A loan program with financial counseling as well as other wrap around services incorporated into it can have very low default rates. In 2015, Detroit established a home-repair loan program, that lends to homeowners with credit scores as low as 560.  Detroit currently has 570 loans outstanding to homeowners with credit scores below 660 and has suffered no defaults.  Only three percent of the loans are as much as 90 days behind in payments. Detroit’s experiences shows what can happen with the right wrap-around services in place.
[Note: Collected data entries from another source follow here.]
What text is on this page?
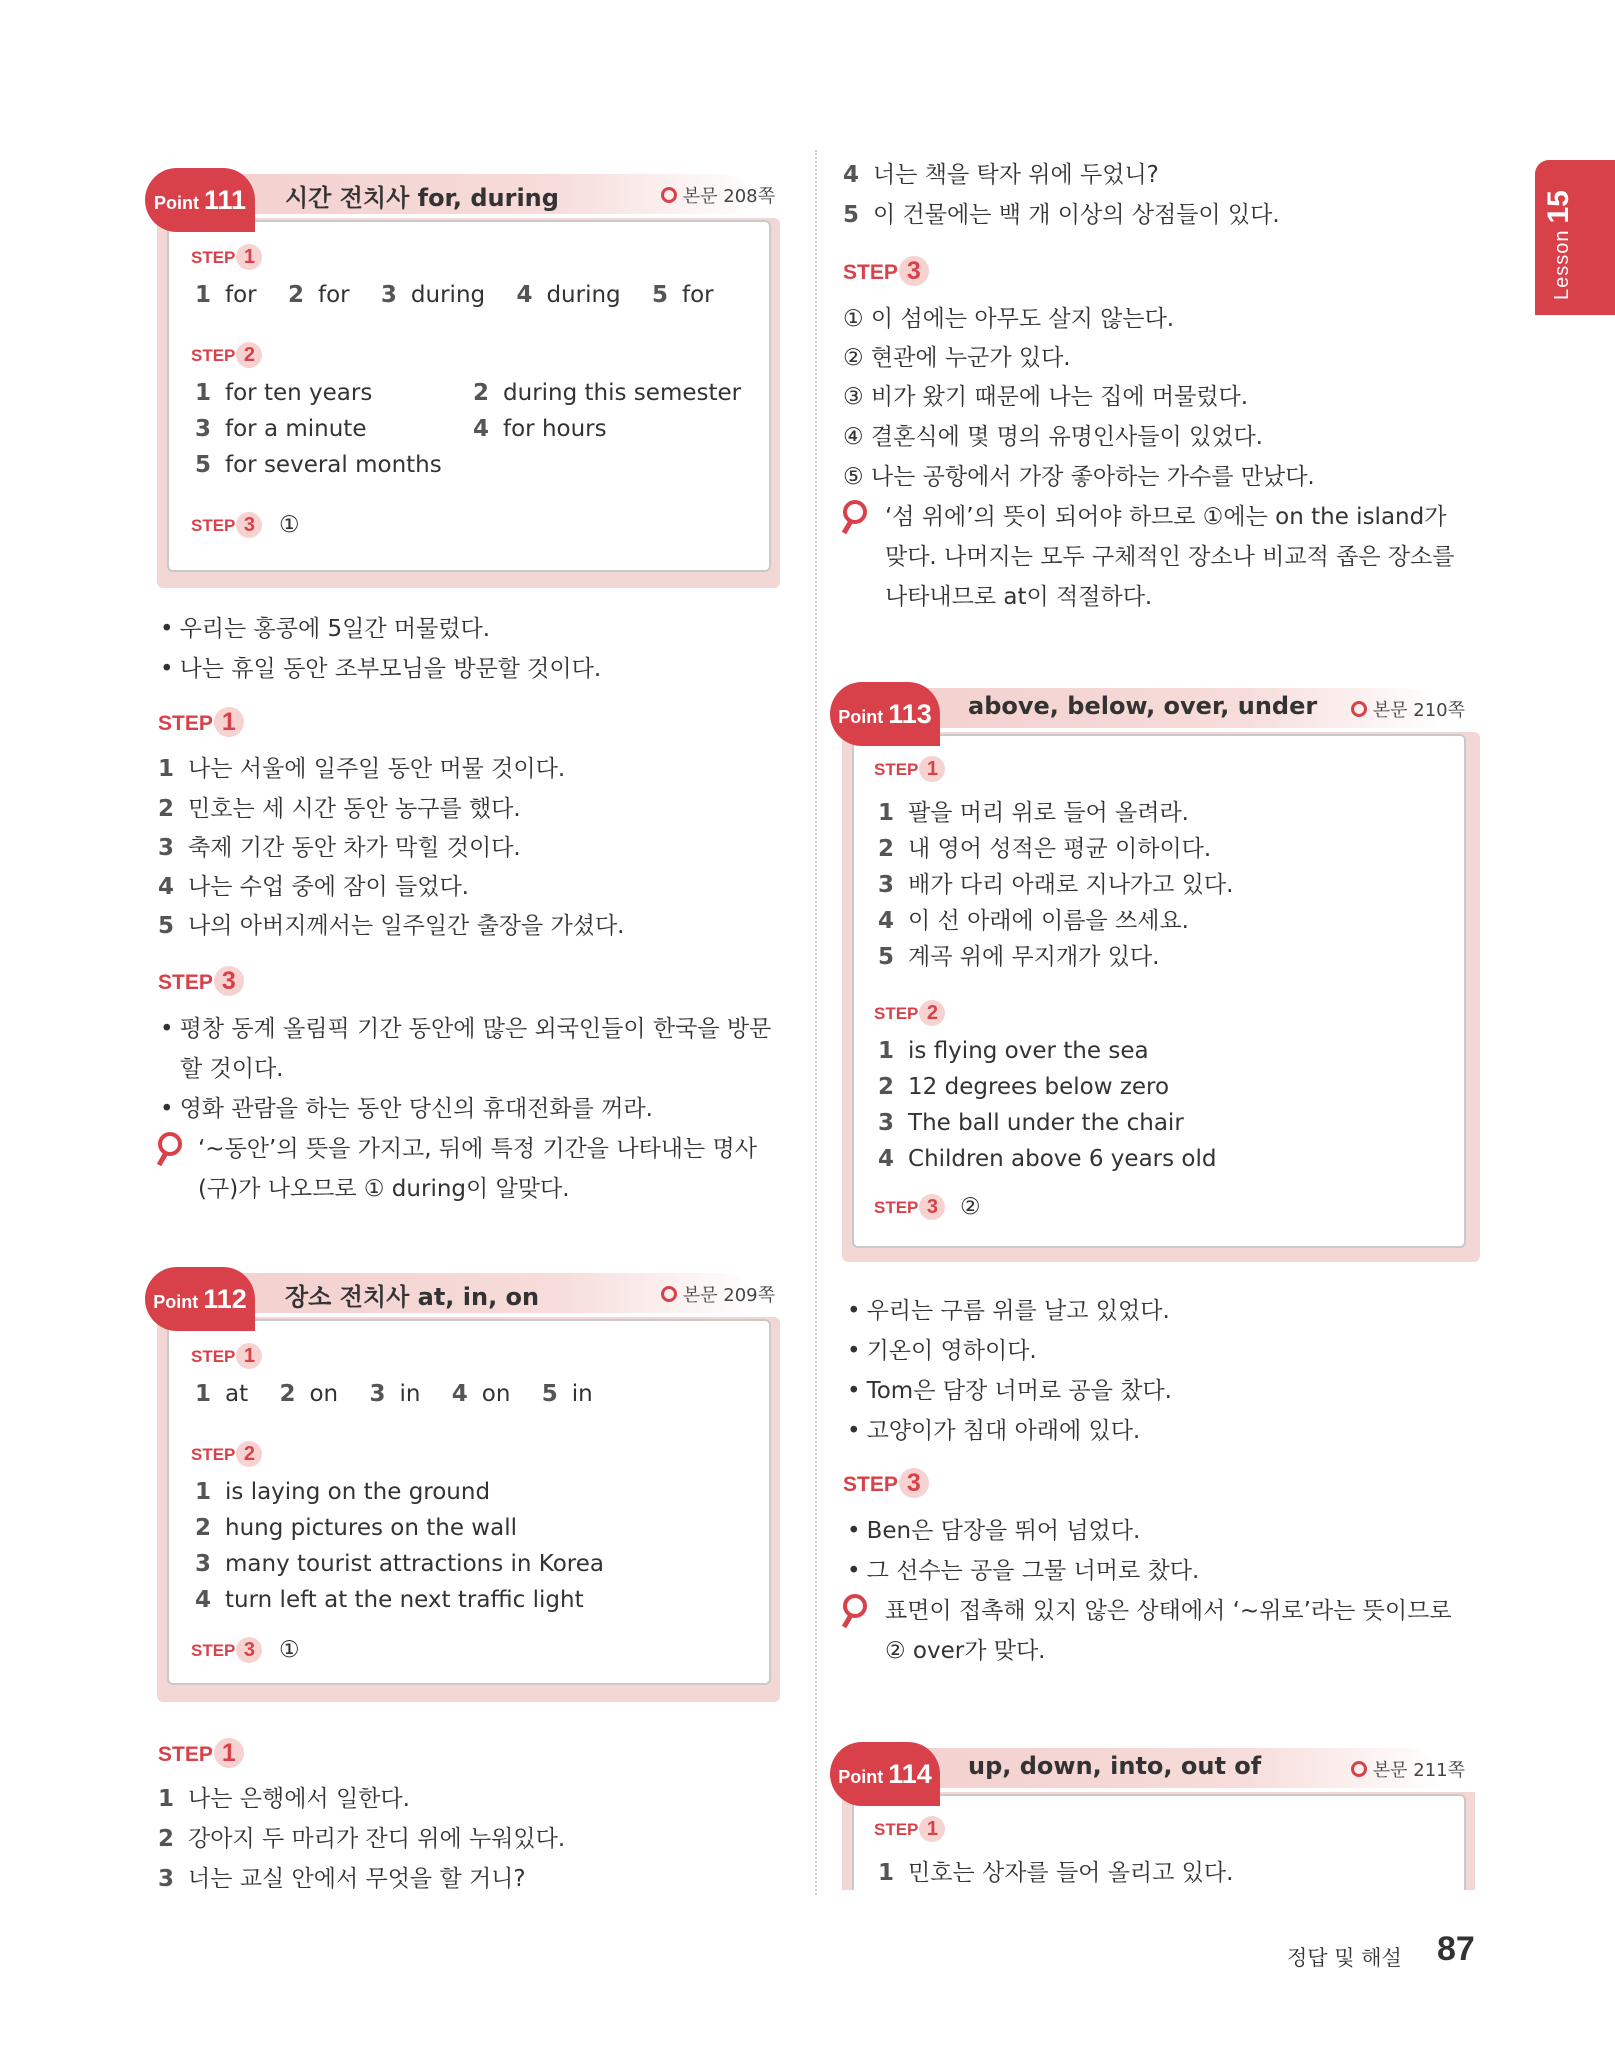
Lesson15
Point 111 시간 전치사 for, during	본문 208쪽
STEP 1
1 for 2 for 3 during 4 during 5 for
STEP 2
1 for ten years	2 during this semester
3 for a minute	4 for hours
5 for several months
STEP 3	①
• 우리는 홍콩에 5일간 머물렀다.
• 나는 휴일 동안 조부모님을 방문할 것이다.
STEP 1
1 나는 서울에 일주일 동안 머물 것이다.
2 민호는 세 시간 동안 농구를 했다.
3 축제 기간 동안 차가 막힐 것이다.
4 나는 수업 중에 잠이 들었다.
5 나의 아버지께서는 일주일간 출장을 가셨다.
STEP 3
• 평창 동계 올림픽 기간 동안에 많은 외국인들이 한국을 방문
할 것이다.
• 영화 관람을 하는 동안 당신의 휴대전화를 꺼라.
‘~동안’의 뜻을 가지고, 뒤에 특정 기간을 나타내는 명사
(구)가 나오므로 ① during이 알맞다.
Point 112 장소 전치사 at, in, on	본문 209쪽
STEP 1
1 at 2 on 3 in 4 on 5 in
STEP 2
1 is laying on the ground
2 hung pictures on the wall
3 many tourist attractions in Korea
4 turn left at the next traffic light
STEP 3	①
STEP 1
1 나는 은행에서 일한다.
2 강아지 두 마리가 잔디 위에 누워있다.
3 너는 교실 안에서 무엇을 할 거니?
4 너는 책을 탁자 위에 두었니?
5 이 건물에는 백 개 이상의 상점들이 있다.
STEP 3
① 이 섬에는 아무도 살지 않는다.
② 현관에 누군가 있다.
③ 비가 왔기 때문에 나는 집에 머물렀다.
④ 결혼식에 몇 명의 유명인사들이 있었다.
⑤ 나는 공항에서 가장 좋아하는 가수를 만났다.
‘섬 위에’의 뜻이 되어야 하므로 ①에는 on the island가
맞다. 나머지는 모두 구체적인 장소나 비교적 좁은 장소를
나타내므로 at이 적절하다.
Point 113 above, below, over, under	본문 210쪽
STEP 1
1 팔을 머리 위로 들어 올려라.
2 내 영어 성적은 평균 이하이다.
3 배가 다리 아래로 지나가고 있다.
4 이 선 아래에 이름을 쓰세요.
5 계곡 위에 무지개가 있다.
STEP 2
1 is flying over the sea
2 12 degrees below zero
3 The ball under the chair
4 Children above 6 years old
STEP 3 ②
• 우리는 구름 위를 날고 있었다.
• 기온이 영하이다.
• Tom은 담장 너머로 공을 찼다.
• 고양이가 침대 아래에 있다.
STEP 3
• Ben은 담장을 뛰어 넘었다.
• 그 선수는 공을 그물 너머로 찼다.
표면이 접촉해 있지 않은 상태에서 ‘~위로’라는 뜻이므로
② over가 맞다.
Point 114 up, down, into, out of	본문 211쪽
STEP 1
1 민호는 상자를 들어 올리고 있다.
정답 및 해설 87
Higher credit score thresholds disproportionately exclude communities of color. Among the Philadelphians to whom Clarifi provided financial counseling from the beginning of 2015 through September of this year, the initial average credit score for people who self-identified as black or African American was 571, for people who self-identified as white or Caucasian the average credit score was just above 600. With counseling, the clients achieve an average 42-point increase in their credit score after about six to eight months. Even so, a gap remained along racial lines.  Our next newsletter will explore this topic in more detail.

Roberts closed by citing the benefits of the loan program to the city as a whole. Homeowners need access to funds to improve their homes or many will face displacement and their health will continue to be harmed by mold and other unhealthy housing conditions. She asked the Committee members, “If our thousands of affordable houses turn to blight and decay, will there be enough affordable homes there for the next generation?”

The Healthy Rowhouse Project will continue to support City Council’s efforts to pass Bill 170878, to create resources for a loan program that will connect Philadelphia homeowners with credit scores as low as 560 to the capital they need to repair their homes and lead healthier lives.   The bill is scheduled for a second reading at Council on November 16, and then may be passed shortly after that. We will keep you posted. Thank you, as always, for your support.